Although numerous decent journalists also lost jobs in the mix, many institutions and individuals that fell to the Erdogan juggernaut had an Achilles' heel that helped dampen public reaction (Cumhuriyet would not be one of these). Zaman, a big newspaper that began to shine with the rise of AK and then opposed it when Erdogan broke with the Islamist cleric Fethullah Gulen, had few genuine secularist admirers because it was seen as a Gulen mouthpiece. The Ipek-Koza group was also Gulen-linked. Media outlets lately punished via crackdowns on tax irregularities had not fretted too much in the past about blatantly supporting state aims in return for the conglomerates that owned them being given a big bite at the cherry of government contracts.

None of this excuses Erdogan’s anti-media drive. What is happening in the Turkish media now is appalling. Reporters Without Borders places the country 149th out of 180 countries on the issue of press freedom. Veteran writers now unable to find outlets for themselves say the situation is even worse than in the years following Turkey’s many, bloody coups.

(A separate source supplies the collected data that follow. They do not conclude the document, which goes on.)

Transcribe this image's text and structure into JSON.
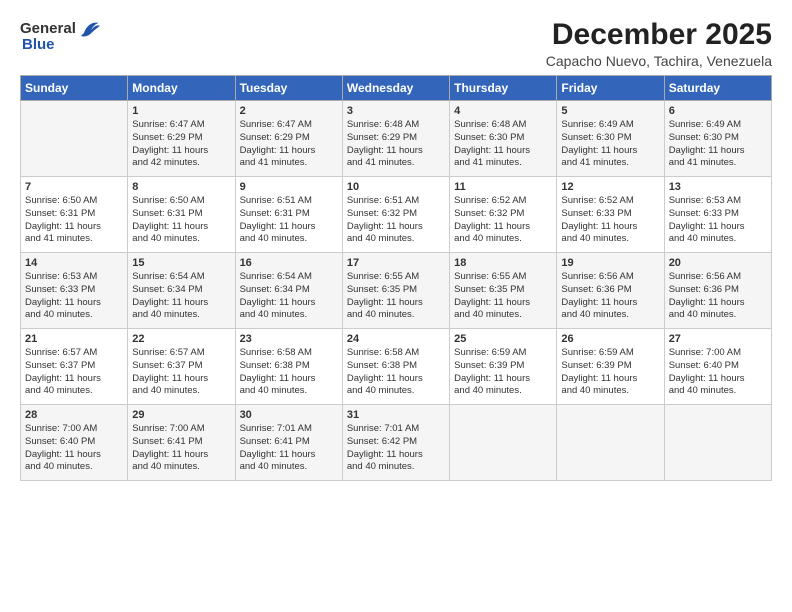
{
  "logo": {
    "general": "General",
    "blue": "Blue"
  },
  "title": "December 2025",
  "location": "Capacho Nuevo, Tachira, Venezuela",
  "header_days": [
    "Sunday",
    "Monday",
    "Tuesday",
    "Wednesday",
    "Thursday",
    "Friday",
    "Saturday"
  ],
  "weeks": [
    [
      {
        "day": "",
        "text": ""
      },
      {
        "day": "1",
        "text": "Sunrise: 6:47 AM\nSunset: 6:29 PM\nDaylight: 11 hours\nand 42 minutes."
      },
      {
        "day": "2",
        "text": "Sunrise: 6:47 AM\nSunset: 6:29 PM\nDaylight: 11 hours\nand 41 minutes."
      },
      {
        "day": "3",
        "text": "Sunrise: 6:48 AM\nSunset: 6:29 PM\nDaylight: 11 hours\nand 41 minutes."
      },
      {
        "day": "4",
        "text": "Sunrise: 6:48 AM\nSunset: 6:30 PM\nDaylight: 11 hours\nand 41 minutes."
      },
      {
        "day": "5",
        "text": "Sunrise: 6:49 AM\nSunset: 6:30 PM\nDaylight: 11 hours\nand 41 minutes."
      },
      {
        "day": "6",
        "text": "Sunrise: 6:49 AM\nSunset: 6:30 PM\nDaylight: 11 hours\nand 41 minutes."
      }
    ],
    [
      {
        "day": "7",
        "text": "Sunrise: 6:50 AM\nSunset: 6:31 PM\nDaylight: 11 hours\nand 41 minutes."
      },
      {
        "day": "8",
        "text": "Sunrise: 6:50 AM\nSunset: 6:31 PM\nDaylight: 11 hours\nand 40 minutes."
      },
      {
        "day": "9",
        "text": "Sunrise: 6:51 AM\nSunset: 6:31 PM\nDaylight: 11 hours\nand 40 minutes."
      },
      {
        "day": "10",
        "text": "Sunrise: 6:51 AM\nSunset: 6:32 PM\nDaylight: 11 hours\nand 40 minutes."
      },
      {
        "day": "11",
        "text": "Sunrise: 6:52 AM\nSunset: 6:32 PM\nDaylight: 11 hours\nand 40 minutes."
      },
      {
        "day": "12",
        "text": "Sunrise: 6:52 AM\nSunset: 6:33 PM\nDaylight: 11 hours\nand 40 minutes."
      },
      {
        "day": "13",
        "text": "Sunrise: 6:53 AM\nSunset: 6:33 PM\nDaylight: 11 hours\nand 40 minutes."
      }
    ],
    [
      {
        "day": "14",
        "text": "Sunrise: 6:53 AM\nSunset: 6:33 PM\nDaylight: 11 hours\nand 40 minutes."
      },
      {
        "day": "15",
        "text": "Sunrise: 6:54 AM\nSunset: 6:34 PM\nDaylight: 11 hours\nand 40 minutes."
      },
      {
        "day": "16",
        "text": "Sunrise: 6:54 AM\nSunset: 6:34 PM\nDaylight: 11 hours\nand 40 minutes."
      },
      {
        "day": "17",
        "text": "Sunrise: 6:55 AM\nSunset: 6:35 PM\nDaylight: 11 hours\nand 40 minutes."
      },
      {
        "day": "18",
        "text": "Sunrise: 6:55 AM\nSunset: 6:35 PM\nDaylight: 11 hours\nand 40 minutes."
      },
      {
        "day": "19",
        "text": "Sunrise: 6:56 AM\nSunset: 6:36 PM\nDaylight: 11 hours\nand 40 minutes."
      },
      {
        "day": "20",
        "text": "Sunrise: 6:56 AM\nSunset: 6:36 PM\nDaylight: 11 hours\nand 40 minutes."
      }
    ],
    [
      {
        "day": "21",
        "text": "Sunrise: 6:57 AM\nSunset: 6:37 PM\nDaylight: 11 hours\nand 40 minutes."
      },
      {
        "day": "22",
        "text": "Sunrise: 6:57 AM\nSunset: 6:37 PM\nDaylight: 11 hours\nand 40 minutes."
      },
      {
        "day": "23",
        "text": "Sunrise: 6:58 AM\nSunset: 6:38 PM\nDaylight: 11 hours\nand 40 minutes."
      },
      {
        "day": "24",
        "text": "Sunrise: 6:58 AM\nSunset: 6:38 PM\nDaylight: 11 hours\nand 40 minutes."
      },
      {
        "day": "25",
        "text": "Sunrise: 6:59 AM\nSunset: 6:39 PM\nDaylight: 11 hours\nand 40 minutes."
      },
      {
        "day": "26",
        "text": "Sunrise: 6:59 AM\nSunset: 6:39 PM\nDaylight: 11 hours\nand 40 minutes."
      },
      {
        "day": "27",
        "text": "Sunrise: 7:00 AM\nSunset: 6:40 PM\nDaylight: 11 hours\nand 40 minutes."
      }
    ],
    [
      {
        "day": "28",
        "text": "Sunrise: 7:00 AM\nSunset: 6:40 PM\nDaylight: 11 hours\nand 40 minutes."
      },
      {
        "day": "29",
        "text": "Sunrise: 7:00 AM\nSunset: 6:41 PM\nDaylight: 11 hours\nand 40 minutes."
      },
      {
        "day": "30",
        "text": "Sunrise: 7:01 AM\nSunset: 6:41 PM\nDaylight: 11 hours\nand 40 minutes."
      },
      {
        "day": "31",
        "text": "Sunrise: 7:01 AM\nSunset: 6:42 PM\nDaylight: 11 hours\nand 40 minutes."
      },
      {
        "day": "",
        "text": ""
      },
      {
        "day": "",
        "text": ""
      },
      {
        "day": "",
        "text": ""
      }
    ]
  ]
}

But what’s problematic here is that, unfortunately, what one might call proper journalism did not particularly flourish before Erdogan came along. In the recent past the military used to hold great sway over the news in Turkey – personally I thought people weren’t nearly exercised enough about that; now Erdogan is replacing this with more overt government control. Opposition media that does remain can be as biased and angry as those it condemns. When author and journalist Ahmet Altan became founding editor of the combative Taraf newspaper in the early Erdogan years, his thesis was that the country would never advance without robust media.

In this bleak and imperfect world, however, there are tiny glimmers of hope. Some good columnists survive and even openly criticize the government in mainstream newspapers such as Hurriyet. Many good journalists have found homes online, away from the control of media bosses with government contracts to preserve. They write on sites such as T24, Al Monitor, Diken, Haberdar, and Karar. Admittedly, some remain linked to political figures – Karar, for instance, is believed to be close to AK Party founders disillusioned by Erdogan’s behaviour. Some of these are moving or thinking of moving to print where they might finally reach beyond the converted to whom they currently preach.

If any of these outlets can help foster a sense of real, critical journalism that properly holds the government to account, instead of the one-sided bluster that has gone before, they will have done a great service for the country.